A la fin du Moyen-Âge et pendant les Temps Modernes (le "petit âge glaciaire"), les vignobles sont souvent sous domination anglaise. Le vin est produit par la France et les pays méditerranéens, mais ce sont les anglais qui le commercialisent, imposant leurs unités de mesure, au premier rang desquelles le barrel ( = la barrique bordelaise) et le gallon.



Tonneau, barrique et fût


Les historiens s'accordent à dire que dans l'Antiquité, l'utilisation des outres et celle des récipients en terre cuite : les amphores ou, beaucoup plus grandes, les dolia, ont précédé celle des tonneaux et autres barriques ou fûts, pour le transport et la conservation, particulièrement des liquides.

Le "tonneau" :
Le tonneau, terme aujourd'hui générique, s'est imposé pour des raisons pratiques : il est solide, peut être roulé, et la densité du bois dont il est fait (0,85 pour le chêne) est bien moindre que celle de la terre cuite de l'amphore (1,5 à 1,8).
Le tonneau a vraisemblablement été inventé par les Rhètes, peuplade celte des régions alpines, Rhètes allègrement confondus avec les Gaulois par les Romains. 
Son nom même trahit cette origine : 
Le mot tonneau vient du vieux français tonel, mot formé à partir de tonne, dérivé du latin médiéval tunna, lui-même emprunté à un mot celtique tonn signifiant peau, outre ou récipient.
Parmi les synonymes de tonneau, on trouve :
- le muid, du latin modius, qui signifie "mesure principale" et la pipe (1,5 muid).
- le foudre, d'origine germanique : Fuder, équivalent à quatre muids... ou beaucoup plus !

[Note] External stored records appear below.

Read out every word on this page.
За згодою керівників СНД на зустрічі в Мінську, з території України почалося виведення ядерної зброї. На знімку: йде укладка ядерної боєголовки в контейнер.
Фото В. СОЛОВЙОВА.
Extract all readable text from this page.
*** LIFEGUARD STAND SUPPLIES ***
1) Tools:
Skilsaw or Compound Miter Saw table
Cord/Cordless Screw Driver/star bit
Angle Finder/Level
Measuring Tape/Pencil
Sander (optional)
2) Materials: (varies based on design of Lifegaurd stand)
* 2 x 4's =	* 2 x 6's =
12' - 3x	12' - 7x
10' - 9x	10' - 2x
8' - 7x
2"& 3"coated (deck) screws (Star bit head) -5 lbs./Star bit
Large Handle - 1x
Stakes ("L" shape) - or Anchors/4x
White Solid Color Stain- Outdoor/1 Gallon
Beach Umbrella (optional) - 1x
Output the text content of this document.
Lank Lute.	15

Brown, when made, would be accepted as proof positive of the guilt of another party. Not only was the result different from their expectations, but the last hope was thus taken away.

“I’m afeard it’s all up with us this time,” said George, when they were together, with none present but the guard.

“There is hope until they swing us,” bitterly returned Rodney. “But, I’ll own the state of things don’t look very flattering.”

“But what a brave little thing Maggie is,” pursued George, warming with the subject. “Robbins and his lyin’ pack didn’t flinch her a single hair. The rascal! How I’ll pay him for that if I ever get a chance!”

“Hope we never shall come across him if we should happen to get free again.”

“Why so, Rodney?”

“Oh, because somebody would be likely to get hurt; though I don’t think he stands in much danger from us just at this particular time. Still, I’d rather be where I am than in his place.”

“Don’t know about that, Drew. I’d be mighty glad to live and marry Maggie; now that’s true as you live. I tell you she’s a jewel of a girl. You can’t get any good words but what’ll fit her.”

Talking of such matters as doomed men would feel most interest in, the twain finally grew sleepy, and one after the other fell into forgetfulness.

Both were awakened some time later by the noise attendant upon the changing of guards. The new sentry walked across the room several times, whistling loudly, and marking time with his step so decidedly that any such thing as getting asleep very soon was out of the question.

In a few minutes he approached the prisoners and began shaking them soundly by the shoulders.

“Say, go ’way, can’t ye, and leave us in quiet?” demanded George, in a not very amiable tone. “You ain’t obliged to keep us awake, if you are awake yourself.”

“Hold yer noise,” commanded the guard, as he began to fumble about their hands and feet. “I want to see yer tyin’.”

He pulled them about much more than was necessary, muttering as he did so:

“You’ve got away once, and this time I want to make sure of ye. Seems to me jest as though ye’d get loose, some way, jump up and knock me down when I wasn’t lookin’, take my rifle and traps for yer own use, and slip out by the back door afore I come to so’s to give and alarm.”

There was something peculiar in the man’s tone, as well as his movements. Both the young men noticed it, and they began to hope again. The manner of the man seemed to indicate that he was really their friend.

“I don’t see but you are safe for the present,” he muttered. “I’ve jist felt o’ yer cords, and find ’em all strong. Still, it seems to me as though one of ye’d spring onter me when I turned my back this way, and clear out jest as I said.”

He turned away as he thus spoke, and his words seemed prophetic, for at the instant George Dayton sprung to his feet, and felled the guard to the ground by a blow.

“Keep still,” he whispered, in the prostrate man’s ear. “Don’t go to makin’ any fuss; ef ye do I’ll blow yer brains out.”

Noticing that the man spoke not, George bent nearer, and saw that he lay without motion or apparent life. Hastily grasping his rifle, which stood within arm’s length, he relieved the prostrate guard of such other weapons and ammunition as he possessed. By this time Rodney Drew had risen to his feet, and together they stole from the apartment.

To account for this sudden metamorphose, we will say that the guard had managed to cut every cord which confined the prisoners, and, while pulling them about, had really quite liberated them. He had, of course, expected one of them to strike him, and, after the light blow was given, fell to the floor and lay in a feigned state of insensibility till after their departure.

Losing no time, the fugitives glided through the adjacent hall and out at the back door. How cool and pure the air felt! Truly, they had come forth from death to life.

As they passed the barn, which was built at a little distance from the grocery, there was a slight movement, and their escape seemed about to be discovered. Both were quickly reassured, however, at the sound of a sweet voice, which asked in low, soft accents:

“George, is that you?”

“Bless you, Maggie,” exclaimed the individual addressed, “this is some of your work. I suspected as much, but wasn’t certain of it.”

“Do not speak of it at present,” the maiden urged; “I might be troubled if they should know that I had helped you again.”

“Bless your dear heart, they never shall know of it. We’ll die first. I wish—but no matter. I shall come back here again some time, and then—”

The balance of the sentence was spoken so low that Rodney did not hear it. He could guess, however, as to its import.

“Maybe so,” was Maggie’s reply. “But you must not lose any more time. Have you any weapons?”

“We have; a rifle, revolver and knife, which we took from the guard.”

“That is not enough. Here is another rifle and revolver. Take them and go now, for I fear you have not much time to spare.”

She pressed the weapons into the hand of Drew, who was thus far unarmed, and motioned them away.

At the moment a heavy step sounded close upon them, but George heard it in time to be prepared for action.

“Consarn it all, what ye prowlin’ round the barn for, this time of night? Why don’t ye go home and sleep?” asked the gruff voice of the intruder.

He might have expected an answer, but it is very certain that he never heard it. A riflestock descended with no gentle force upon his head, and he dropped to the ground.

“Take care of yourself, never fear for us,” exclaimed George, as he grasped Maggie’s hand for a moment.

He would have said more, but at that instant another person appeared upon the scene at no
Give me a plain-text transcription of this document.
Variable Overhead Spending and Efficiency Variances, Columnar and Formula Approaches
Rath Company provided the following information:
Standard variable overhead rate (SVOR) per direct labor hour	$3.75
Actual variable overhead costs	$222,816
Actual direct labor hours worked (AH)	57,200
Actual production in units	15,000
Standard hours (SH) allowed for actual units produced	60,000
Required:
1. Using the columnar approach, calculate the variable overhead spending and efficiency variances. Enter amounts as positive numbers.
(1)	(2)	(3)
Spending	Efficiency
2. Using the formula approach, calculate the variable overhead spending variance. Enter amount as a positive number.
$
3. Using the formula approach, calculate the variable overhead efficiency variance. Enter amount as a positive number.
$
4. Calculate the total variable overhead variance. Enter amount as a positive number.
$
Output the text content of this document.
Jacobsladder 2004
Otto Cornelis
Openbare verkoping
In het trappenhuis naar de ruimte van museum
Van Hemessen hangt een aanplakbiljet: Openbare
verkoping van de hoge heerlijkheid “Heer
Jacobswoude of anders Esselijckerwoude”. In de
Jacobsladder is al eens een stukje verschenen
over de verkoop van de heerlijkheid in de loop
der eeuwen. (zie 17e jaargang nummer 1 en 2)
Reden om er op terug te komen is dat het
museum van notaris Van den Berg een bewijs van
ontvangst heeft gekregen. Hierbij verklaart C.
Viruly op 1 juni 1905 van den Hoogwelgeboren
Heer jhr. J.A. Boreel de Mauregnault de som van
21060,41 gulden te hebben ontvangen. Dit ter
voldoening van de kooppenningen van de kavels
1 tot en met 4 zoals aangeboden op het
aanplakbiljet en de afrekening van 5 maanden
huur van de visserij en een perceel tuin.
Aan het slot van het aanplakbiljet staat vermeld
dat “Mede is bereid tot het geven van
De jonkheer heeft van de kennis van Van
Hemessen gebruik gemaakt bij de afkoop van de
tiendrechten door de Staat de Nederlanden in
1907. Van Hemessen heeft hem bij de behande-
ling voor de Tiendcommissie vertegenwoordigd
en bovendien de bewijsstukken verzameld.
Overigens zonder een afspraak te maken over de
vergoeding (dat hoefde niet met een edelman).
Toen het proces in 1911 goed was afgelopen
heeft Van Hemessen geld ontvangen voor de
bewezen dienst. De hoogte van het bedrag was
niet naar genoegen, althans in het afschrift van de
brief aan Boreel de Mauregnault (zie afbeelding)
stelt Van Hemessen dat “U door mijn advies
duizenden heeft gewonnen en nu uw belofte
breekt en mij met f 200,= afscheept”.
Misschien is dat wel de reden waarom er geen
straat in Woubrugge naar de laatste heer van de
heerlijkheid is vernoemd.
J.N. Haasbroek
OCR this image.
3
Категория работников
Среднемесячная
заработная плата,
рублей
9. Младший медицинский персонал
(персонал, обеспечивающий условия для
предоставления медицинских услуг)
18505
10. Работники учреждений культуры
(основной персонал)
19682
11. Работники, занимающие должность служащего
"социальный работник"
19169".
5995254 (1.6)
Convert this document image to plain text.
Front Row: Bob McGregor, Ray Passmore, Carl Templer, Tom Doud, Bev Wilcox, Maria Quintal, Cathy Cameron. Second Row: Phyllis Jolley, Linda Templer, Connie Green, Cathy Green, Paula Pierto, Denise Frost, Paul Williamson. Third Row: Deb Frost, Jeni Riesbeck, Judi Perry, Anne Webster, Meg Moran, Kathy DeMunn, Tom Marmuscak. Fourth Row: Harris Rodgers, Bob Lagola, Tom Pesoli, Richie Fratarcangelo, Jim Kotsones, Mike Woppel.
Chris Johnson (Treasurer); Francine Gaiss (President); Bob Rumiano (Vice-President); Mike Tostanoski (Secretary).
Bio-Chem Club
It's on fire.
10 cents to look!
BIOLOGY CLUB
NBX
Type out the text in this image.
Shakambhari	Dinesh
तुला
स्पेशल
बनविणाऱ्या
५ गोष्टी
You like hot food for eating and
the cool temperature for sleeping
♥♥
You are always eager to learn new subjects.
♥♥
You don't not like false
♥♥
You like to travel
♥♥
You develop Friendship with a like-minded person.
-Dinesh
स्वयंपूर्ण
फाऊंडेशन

Le foudre Mercier à Epernay... 1 600 hectolitres ou 213 000 bouteilles
(Bourse CFTB 2024)


La "barrique" :
Le mot barrique correspond au vignoble bordelais. Il vient du dialecte gascon barrica, signifiant : objet fermé ou consolidé avec une ou plusieurs barres.
Selon Eric Glatre, in Histoire(s) de vin, 33 dates qui façonnèrent les vignobles français, Éditions du Félin (2020), cf. : 
"La barrique apparaît dans un texte du Parlement de Bordeaux en 1597 ; elle doit alors contenir 112 pots, soit 50 gallons anglais ou 228 de nos litres."
Le choix d'une telle mesure pour la barrique s'explique aussi par son encombrement et son poids (environ 45 kg) : un docker devait pouvoir rouler seul une barrique pleine ou porter seul une barrique vide.
Au XIXe siècle, la contenance de la barrique est ramenée à 225 litres, mais correspond toujours à 50 gallons !
La barrique est définie comme un quart de tonneau, lequel doit donc contenir un peu plus de 900 litres.

Le "fût" :
Le mot fût est issu du latin classique fustis, signifiant : bois coupé, pieu, bâton, trique.
Le fût est bourguignon et contient lui aussi (et toujours aujourd'hui) 228 litres… ou 50 gallons. 
On parle de "pièce" quand il est plein : une pièce de 228 litres ; un demi-fût est une "feuillette" de 114 litres, tandis que le "quartaut" vaut 57 litres.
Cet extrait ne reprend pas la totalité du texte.